Le problème de la double-nationalité

On attendait des preuves et Médiapart n'aura mis que deux jours avant de se décider à les livrer au grand public. Ainsi, samedi matin, le site d'informations publie le verbatim de la réunion du 8 novembre 2010 ayant confronté Laurent Blanc, François Blaquart, Erick Mombaerts ainsi que Francis Smerecki.  A la lecture du document, on découvre que les cadres techniques ont bien abordé le sujet de la double-nationalité. "Est-ce qu'on s'attelle au problème et on limite l'entrée du nombre de gamins qui peuvent changer de nationalité ?", aurait donc questionné Erick Mombaerts, entraîneur de l'équipe de France Espoirs.

Blaquart : "On peut baliser sur une espèce de quota. Mais il ne faut pas que ce soit dit."

"Moi j'y suis tout à fait favorable, aurait répondu Laurent Blanc. Sincèrement, ça me dérange beaucoup [...] A mon avis, il faut essayer de l'éradiquer. Et ça n'a aucune connotation raciste ou quoi que ce soit. Quand les gens portent les maillots de l'équipe nationale des 16 ans, 17 ans, 18 ans, 19 ans, 20 ans, Espoirs, et qu'après ils vont aller jouer dans des équipes nord-africaines ou africaines, ça me dérange énormément." Et Monbaerts de répliquer : "Donc il faut 30% ? Un tiers de gamins qui peuvent changer (de nationalité, ndrl) ?"  "On peut baliser, en non-dit, sur une espèce de quota.
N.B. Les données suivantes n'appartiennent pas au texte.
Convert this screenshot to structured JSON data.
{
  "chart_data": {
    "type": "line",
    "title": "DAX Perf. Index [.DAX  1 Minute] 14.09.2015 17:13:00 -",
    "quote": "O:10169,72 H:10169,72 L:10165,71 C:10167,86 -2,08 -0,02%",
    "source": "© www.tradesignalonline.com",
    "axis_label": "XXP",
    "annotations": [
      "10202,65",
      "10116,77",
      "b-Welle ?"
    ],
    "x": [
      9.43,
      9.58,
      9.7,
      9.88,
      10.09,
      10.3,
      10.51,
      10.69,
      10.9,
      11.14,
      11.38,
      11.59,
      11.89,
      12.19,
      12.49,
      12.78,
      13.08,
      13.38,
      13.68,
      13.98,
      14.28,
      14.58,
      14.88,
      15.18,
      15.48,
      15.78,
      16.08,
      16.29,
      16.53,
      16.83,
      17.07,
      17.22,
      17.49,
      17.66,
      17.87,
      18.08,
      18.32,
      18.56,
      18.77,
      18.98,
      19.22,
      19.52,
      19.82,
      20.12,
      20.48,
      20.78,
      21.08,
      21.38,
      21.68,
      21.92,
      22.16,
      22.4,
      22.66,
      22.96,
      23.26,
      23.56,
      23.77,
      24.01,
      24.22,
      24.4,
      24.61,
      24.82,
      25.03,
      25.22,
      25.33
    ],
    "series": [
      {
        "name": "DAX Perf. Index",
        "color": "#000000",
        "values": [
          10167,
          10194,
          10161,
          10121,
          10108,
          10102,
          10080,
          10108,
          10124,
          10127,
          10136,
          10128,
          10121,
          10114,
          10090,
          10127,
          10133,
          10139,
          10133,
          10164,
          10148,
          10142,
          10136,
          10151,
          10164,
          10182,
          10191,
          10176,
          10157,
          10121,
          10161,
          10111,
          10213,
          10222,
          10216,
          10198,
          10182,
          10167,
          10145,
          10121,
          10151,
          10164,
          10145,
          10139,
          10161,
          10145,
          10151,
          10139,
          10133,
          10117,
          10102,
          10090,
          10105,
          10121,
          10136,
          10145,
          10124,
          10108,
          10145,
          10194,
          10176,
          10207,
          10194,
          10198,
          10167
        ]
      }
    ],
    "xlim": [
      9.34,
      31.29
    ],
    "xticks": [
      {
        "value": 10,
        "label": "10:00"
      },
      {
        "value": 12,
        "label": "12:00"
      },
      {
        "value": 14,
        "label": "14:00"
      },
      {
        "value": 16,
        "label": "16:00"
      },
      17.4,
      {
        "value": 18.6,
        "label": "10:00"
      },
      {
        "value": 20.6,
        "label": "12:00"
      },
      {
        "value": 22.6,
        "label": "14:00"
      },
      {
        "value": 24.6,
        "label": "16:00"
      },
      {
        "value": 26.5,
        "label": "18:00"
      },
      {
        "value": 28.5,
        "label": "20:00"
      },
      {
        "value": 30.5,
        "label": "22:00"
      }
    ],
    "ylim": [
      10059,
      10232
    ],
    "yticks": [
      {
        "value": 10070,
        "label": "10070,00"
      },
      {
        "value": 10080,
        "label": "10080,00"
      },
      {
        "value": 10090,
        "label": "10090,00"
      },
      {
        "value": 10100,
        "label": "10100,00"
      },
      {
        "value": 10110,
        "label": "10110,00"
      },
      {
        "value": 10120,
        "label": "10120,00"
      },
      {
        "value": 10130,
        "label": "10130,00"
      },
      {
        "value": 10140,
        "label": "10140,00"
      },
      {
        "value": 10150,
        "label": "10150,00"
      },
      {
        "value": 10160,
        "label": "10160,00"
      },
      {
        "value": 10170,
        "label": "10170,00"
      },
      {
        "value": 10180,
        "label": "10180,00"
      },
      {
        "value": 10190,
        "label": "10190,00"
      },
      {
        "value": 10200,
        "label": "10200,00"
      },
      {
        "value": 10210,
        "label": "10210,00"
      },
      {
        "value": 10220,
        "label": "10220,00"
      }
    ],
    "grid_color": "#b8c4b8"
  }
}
Mais il ne faut pas que ce soit dit", aurait proposer le directeur technique national François Blaquart. Des révélations qui ont de quoi mettre la Fédération française de football en bien mauvaise posture.

Une politique discriminatoire

De son côté, Francis Smerecki, le sélectionneur des moins de 20 ans, aurait dénoncé une politique discriminatoire : "Si le mec a envie d'être international, c'est quand même normal qu'il aille vers un pays où il va pouvoir jouer. Je pense que c'est humain quand même". Et d'ajouter : "Ce qui me gêne sur le fond, c'est (qu'il y a) celui qui a la possibilité d'être français-français et d'aller avec Laurent (Blanc, ndlr), et celui, parce qu'il n'a pas assez d'aptitudes et de talent pour aller avec Laurent et qui va aller dans un autre pays, et c'est celui-là que vous voudriez éliminer. C'est impossible !"

Blanc : "Qu'est-ce qu'il y a actuellement comme grands, costauds, puissants ? Les blacks."

Toujours selon Médiapart, la discussion se serait un peu emballée et Laurent Blanc aurait tenté de s'expliquer de manière un peu sèche : "On veut pas éliminer les étrangers, pas du tout, mais faire en sorte que les pôles Espoirs ou les pôles de la DTN testent sur des critères mieux définis pour pouvoir attirer d'autres personnes, parce que si on a toujours les mêmes critères, y aura toujours les mêmes personnes (...) Qu'est-ce qu'il y a actuellement comme grands, costauds, puissants ? Les blacks. Et c'est comme ça. C'est un fait actuel. Dieu sait que dans les centres de formation, dans les écoles de football, ben y en a beaucoup (...) Je crois qu'il faut recentrer, surtout pour des garçons de 13-14 ans, 12-13 ans, avoir d'autres critères." Francis Smerecki aurait alors reproché à Laurent Blanc de confondre "équipes de France" et "football français". Il aurait poursuivi agacé : "Aujourd'hui, ceux-là (les Blacks, ndlr), si on les enlève... je sais pas si on a une division."

Ces dernières révélations, plutôt embarrassantes pour les instances dirigeantes du football français, n'ont pas encore été commentées par les principaux intéressés. Mais il y a fort à parier que la polémique ne va pas en rester là.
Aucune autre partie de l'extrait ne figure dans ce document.